This Museum Highlight was painted in 1899 and the view remains fairly unchanged. The Hospitium and many of Reading's buildings are still as popular as ever with artists, capturing Reading's great variety. For more current members impressions' visit our Online Exhibition "Celebrating our Town – Discover Reading" [Highlighted: Feb 2021]
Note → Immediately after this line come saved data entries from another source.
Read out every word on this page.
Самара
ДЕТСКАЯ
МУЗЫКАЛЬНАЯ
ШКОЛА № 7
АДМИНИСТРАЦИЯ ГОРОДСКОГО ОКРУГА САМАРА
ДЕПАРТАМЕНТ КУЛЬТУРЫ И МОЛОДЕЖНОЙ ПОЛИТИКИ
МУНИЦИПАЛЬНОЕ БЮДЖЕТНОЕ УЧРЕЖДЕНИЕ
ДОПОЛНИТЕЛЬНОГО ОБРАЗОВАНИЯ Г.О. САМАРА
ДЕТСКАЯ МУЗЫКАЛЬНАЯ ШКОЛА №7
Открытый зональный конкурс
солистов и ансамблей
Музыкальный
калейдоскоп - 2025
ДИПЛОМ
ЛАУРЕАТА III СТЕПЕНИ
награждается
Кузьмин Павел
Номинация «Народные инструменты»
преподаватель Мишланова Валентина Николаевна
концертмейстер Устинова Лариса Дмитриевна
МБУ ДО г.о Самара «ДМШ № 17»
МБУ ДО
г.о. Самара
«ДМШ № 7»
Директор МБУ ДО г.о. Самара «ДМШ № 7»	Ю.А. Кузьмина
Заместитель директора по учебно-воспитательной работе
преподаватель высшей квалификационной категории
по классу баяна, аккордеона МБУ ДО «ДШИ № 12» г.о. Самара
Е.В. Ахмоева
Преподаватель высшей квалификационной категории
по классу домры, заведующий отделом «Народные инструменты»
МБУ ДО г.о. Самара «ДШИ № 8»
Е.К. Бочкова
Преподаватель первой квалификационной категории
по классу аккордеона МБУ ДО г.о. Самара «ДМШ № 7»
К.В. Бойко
The building that once was Reading Abbey's Hospitium of St John the Baptist, a "guest house" or dormitory for visiting pilgrims, is today tucked away behind the Town Hall and surrounding office blocks. This watercolour from 1899 shows the view across St Lawrence's Churchyard. Founded in 1189 by Abbot Hugh II a much larger building stood on this site. The section that still remains was rebuilt in the 15th century and used as a grammar school for boys. In the walls of flint and limestone you can see traces of stonework presumably salvaged from the dissolved Abbey ruins. Over time the building has seen many uses, mostly as various places of education and is currently home to a nursery. When this watercolour was painted the building was being used by University College, Reading as an extension to its ever growing Science and Art departments.
The Reading Museum has several works by the artist Herbert Beecroft from the late 19th century, many like this showing views of Reading streets and buildings.
Lawrence Herbert Beecroft was born in Reading in 1864, the son of Joseph John Beecroft (1838-1906) an artist and printer, they lived in 1881 at 24 Market Place, Reading. Herbert Beecroft, as he was to be known, later set up as a portrait painter and caricaturist entertainer in his home town and also London before emigrating to Australia in 1905 in his early 40s. There he did similar works, but also produced religious paintings.
He had already been living in Australia for many years when he is surprisingly listed as a member of the Reading Guild of Artists. In 1933 he exhibited three miniatures of Australian landscape and a work called 'Bail Up' and in 1934 he exhibited 'The Lord Turned and Looked upon Peter – and Peter Remembered'. It is unknown through whom the connection with the RGA was made.
The National Museum of Australia has several of his Australian landscapes in their collection. He is described as a 20th century Sydney painter, miniaturist and postcard artist.